Speaker Adams fights for disaffected youths

Council Speaker Adrienne Adams would like to garner City Council support and funding for a nonprofit program that provides vocational training to disaffected youths. 

People over everything. That is the theme of Council Speaker Adrienne Adams (D-Jamaica) State of the City address, which outlines her vision to invest in the Big Apple’s workforce and to provide economic mobility for all New Yorkers. 

One particular initiative that Adams would like to expand via Council support and funding is a vocational training program at the Renaissance Technical Institute. 

Currently located in East Harlem, the nonprofit group provides free vocational training in carpentry, plumbing, solar panel installation and security to disaffected youth, at-risk students and people who are justice involved between the ages of 17 and up, according to RTI’s website. 

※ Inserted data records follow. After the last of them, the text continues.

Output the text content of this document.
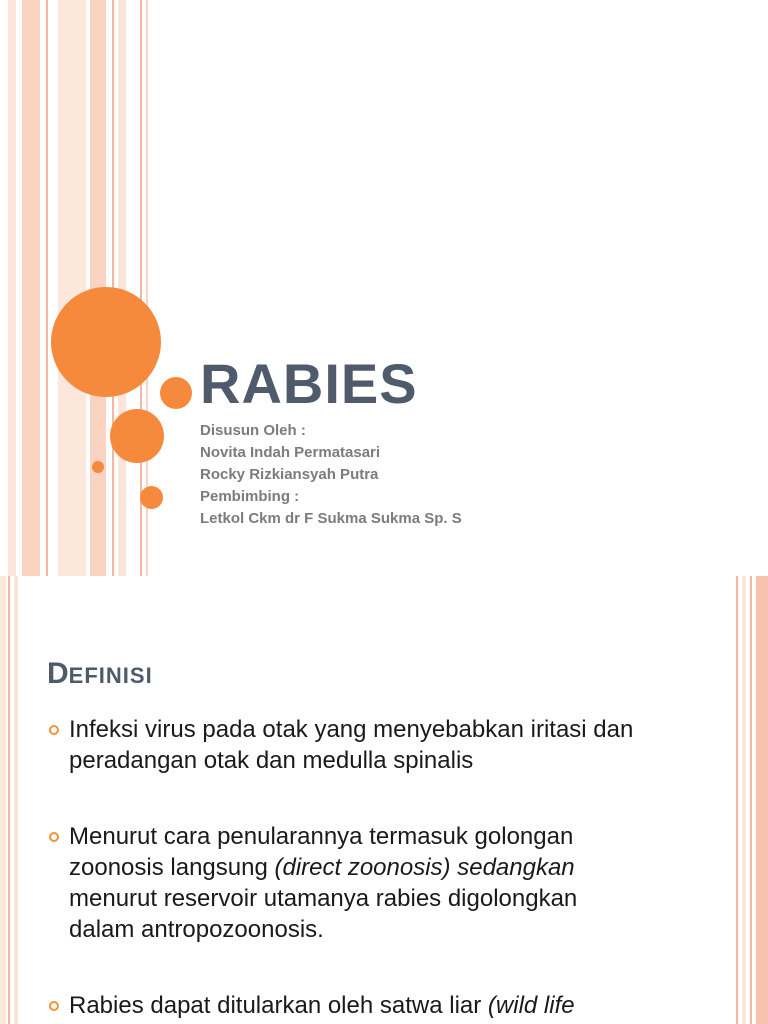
RABIES
Disusun Oleh :
Novita Indah Permatasari
Rocky Rizkiansyah Putra
Pembimbing :
Letkol Ckm dr F Sukma Sukma Sp. S
DEFINISI
Infeksi virus pada otak yang menyebabkan iritasi dan peradangan otak dan medulla spinalis
Menurut cara penularannya termasuk golongan zoonosis langsung (direct zoonosis) sedangkan menurut reservoir utamanya rabies digolongkan dalam antropozoonosis.
Rabies dapat ditularkan oleh satwa liar (wild life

Over the course of seven years, RTI has graduated 435 students from the training program. Upon graduation, people have pursued careers as electricians, plumbers, solar panel installers, carpenters and more. 

The speaker would like to expand the program to the South Jamaica Houses at 106-24 159 St. and to other boroughs like Brooklyn and the Bronx. 

As of 2018, more than one in eight New Yorkers or 117,000 people between the ages of 16 to 24, were out-of-school and out-of-work. Since the pandemic, the number of OSOW people climbed to 197,000 in 2020, according to data from the Disconnected Youth Task Force, a City Council entity that provides resources for youths. 

In 2022, the young people throughout the city within the above age range also faced an unemployment rate of 17.9 percent and a labor participation rate of 43.6 percent compared to 8.3 percent and 56 percent nationally, respectively. Black and Latino youth also made up 75 percent of the OSOW population.

According to a 2019 NYC Equity report, 11.3 percent of the city’s OSOW population is from Queens. 

As of today, the waitlist for the vocational program at RTI, which lacks space, is 3,145, according to the organization.